Landscape under pressure. Why the status quo means financial regression
The technology services sector has been operating under increasing macroeconomic pressure for some time. Analysis in the report ‘The New Growth Equation for Tech Services’ indicates that the industry’s average growth rate has slowed to 2-3%, compared to a stable 4-5% in the pre-pandemic period. Average operating margins have shrunk by more than 200 basis points and stock and trading valuations of IT companies have returned to historical levels.
This stagnation is compounded by three independent disruptive forces: the rapid development of artificial intelligence, growing economic nationalism (affecting supply chains and labour markets) and an ageing population in the developed world.

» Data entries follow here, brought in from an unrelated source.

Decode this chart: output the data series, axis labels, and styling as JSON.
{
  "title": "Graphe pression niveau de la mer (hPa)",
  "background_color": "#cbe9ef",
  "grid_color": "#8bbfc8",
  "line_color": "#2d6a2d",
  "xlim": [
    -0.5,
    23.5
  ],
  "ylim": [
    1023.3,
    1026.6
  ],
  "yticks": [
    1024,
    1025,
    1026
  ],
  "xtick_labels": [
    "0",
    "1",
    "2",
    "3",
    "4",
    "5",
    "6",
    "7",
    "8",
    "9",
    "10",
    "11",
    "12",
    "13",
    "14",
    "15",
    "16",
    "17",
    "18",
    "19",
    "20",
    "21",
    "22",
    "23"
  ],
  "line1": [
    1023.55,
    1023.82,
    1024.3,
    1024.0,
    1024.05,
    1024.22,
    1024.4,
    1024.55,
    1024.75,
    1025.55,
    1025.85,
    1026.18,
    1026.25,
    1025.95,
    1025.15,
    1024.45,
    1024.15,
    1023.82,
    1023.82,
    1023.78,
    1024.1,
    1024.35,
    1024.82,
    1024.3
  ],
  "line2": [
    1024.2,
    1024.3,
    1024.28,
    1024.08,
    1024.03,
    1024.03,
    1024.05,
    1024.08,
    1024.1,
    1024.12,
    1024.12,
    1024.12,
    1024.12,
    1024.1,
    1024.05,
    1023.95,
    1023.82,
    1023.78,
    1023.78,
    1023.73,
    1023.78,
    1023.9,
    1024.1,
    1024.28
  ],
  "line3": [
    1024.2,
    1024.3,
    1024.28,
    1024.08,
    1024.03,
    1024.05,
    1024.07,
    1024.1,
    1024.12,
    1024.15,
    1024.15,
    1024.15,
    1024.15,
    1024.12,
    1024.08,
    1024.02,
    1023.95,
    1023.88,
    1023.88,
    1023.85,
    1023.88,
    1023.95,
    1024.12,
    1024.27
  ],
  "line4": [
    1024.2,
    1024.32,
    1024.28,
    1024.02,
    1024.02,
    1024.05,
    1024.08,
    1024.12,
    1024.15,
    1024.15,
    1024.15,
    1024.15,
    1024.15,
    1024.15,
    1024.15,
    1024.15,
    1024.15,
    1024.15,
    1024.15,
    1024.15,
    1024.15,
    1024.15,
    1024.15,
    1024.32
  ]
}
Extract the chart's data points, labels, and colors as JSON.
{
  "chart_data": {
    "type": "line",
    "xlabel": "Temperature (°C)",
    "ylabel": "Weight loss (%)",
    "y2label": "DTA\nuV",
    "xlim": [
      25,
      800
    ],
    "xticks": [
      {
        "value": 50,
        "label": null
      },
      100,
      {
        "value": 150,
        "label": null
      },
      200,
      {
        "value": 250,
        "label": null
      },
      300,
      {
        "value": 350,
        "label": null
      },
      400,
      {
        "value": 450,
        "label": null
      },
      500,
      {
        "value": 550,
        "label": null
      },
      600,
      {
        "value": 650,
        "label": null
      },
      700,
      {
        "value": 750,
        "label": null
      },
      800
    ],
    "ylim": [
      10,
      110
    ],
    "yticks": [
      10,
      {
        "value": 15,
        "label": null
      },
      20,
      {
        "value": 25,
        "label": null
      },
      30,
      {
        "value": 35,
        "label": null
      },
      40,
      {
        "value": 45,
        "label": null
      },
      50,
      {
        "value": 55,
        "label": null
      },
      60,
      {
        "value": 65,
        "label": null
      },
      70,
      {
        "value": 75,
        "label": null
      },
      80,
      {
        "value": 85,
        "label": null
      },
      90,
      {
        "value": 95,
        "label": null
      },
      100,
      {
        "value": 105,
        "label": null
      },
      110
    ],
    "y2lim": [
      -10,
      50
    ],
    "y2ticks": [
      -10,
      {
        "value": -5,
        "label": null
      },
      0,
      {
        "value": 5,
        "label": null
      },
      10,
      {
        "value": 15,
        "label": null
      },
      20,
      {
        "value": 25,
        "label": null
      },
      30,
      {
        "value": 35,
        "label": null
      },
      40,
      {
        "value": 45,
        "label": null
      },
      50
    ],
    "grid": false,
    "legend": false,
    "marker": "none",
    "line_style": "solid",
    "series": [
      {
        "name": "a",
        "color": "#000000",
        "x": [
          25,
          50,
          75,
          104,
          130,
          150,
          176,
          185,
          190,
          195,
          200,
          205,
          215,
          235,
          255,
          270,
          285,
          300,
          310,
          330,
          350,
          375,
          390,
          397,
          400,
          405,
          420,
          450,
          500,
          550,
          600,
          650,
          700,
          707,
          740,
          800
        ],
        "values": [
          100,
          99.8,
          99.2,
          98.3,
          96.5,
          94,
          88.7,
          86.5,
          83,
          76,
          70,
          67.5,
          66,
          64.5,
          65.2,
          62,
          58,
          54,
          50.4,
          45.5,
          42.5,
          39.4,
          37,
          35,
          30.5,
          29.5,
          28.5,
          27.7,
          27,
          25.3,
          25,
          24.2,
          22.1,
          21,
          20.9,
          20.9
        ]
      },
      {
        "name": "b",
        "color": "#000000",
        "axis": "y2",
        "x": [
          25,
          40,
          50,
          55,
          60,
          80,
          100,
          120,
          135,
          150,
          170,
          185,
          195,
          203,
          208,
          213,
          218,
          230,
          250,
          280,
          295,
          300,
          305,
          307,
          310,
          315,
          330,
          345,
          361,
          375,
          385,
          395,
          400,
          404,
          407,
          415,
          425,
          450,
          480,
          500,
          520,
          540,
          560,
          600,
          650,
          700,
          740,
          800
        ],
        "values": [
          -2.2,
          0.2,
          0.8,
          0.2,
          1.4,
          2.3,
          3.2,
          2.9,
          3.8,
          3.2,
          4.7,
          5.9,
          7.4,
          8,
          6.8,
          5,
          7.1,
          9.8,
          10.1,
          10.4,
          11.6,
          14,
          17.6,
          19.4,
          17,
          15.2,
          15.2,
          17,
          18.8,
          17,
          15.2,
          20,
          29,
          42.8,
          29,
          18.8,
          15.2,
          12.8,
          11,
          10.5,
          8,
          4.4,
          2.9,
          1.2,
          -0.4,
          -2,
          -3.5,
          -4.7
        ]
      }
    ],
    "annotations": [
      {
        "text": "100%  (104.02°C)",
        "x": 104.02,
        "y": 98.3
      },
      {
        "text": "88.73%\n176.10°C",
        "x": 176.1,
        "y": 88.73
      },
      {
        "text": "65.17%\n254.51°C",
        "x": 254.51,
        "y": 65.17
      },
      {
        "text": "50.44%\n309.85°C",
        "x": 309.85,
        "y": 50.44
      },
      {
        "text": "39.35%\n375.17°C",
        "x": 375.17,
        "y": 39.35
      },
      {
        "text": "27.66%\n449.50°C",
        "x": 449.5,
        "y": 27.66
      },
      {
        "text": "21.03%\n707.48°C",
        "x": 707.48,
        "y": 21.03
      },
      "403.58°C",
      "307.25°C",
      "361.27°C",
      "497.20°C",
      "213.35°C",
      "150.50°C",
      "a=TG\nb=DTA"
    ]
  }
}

In these realities, trying to maintain the business model as usual (*business as usual*) is a loss-making strategy. Trying to compete on price alone and using discounts to save sales volume leads to immediate capital destruction – and can cost companies 5 to 7 percentage points in EBIT margin. Over the horizon of the next five years, the consequences of inaction will be dire.
New profitability vectors. Where to look for growth?
Although the traditional IT outsourcing market is showing signs of saturation, the transformation brought about by artificial intelligence is creating new high-margin market niches. Technology service providers that redefine their strategy should allocate resources to the following growth areas:
Core Modernization and data architecture: Implementing AI algorithms in enterprises is impossible without structured, secure and integrated data sets. Cloud migration services combined with the construction of modern data warehouses (Data Lakes) provide a technological foundation for which demand will grow by leaps and bounds.
Edge AI (Artificial intelligence at the edge of the network): Moving computing power closer to the point of data generation (e.g. in the manufacturing industry, autonomous transport or logistics) requires specific hardware and software integration competences.
Data centre infrastructure and specialised integrated circuits (ASICs): Enterprise system architectures need to be optimised for the power consumption and computing power required to train and infer models. Consulting and engineering for dedicated application chips is becoming a key engineering competence.
Capturing these opportunities, however, requires a complete abandonment of old recruitment and operational patterns. Instead of building teams based on the number of developers available, IT companies need to invest in solution architects, data engineers (Data Engineers) and cyber security specialists for autonomous systems.
The window of opportunity is closing irrevocably
The IT services sector is at a turning point, where the gap between the digital leaders and the lagging rest of the pack will begin to widen exponentially. The time window for making radical strategic decisions is limited. Buyers no longer have the time or budgets to fund pilot projects that do not deliver a return on investment (ROI).
The market is ruthlessly vetting suppliers: budgets will be consolidated around those able to prove that their technology platforms and transformed workforces generate real efficiencies. Service companies that demonstrate determination and operational flexibility will position themselves as leaders in the new technological era, securing high margins and multiple valuation increases. For those who choose a wait-and-see strategy, the shrinking market for traditional IT services will leave no room. The time for analysis has given way to the need for immediate execution.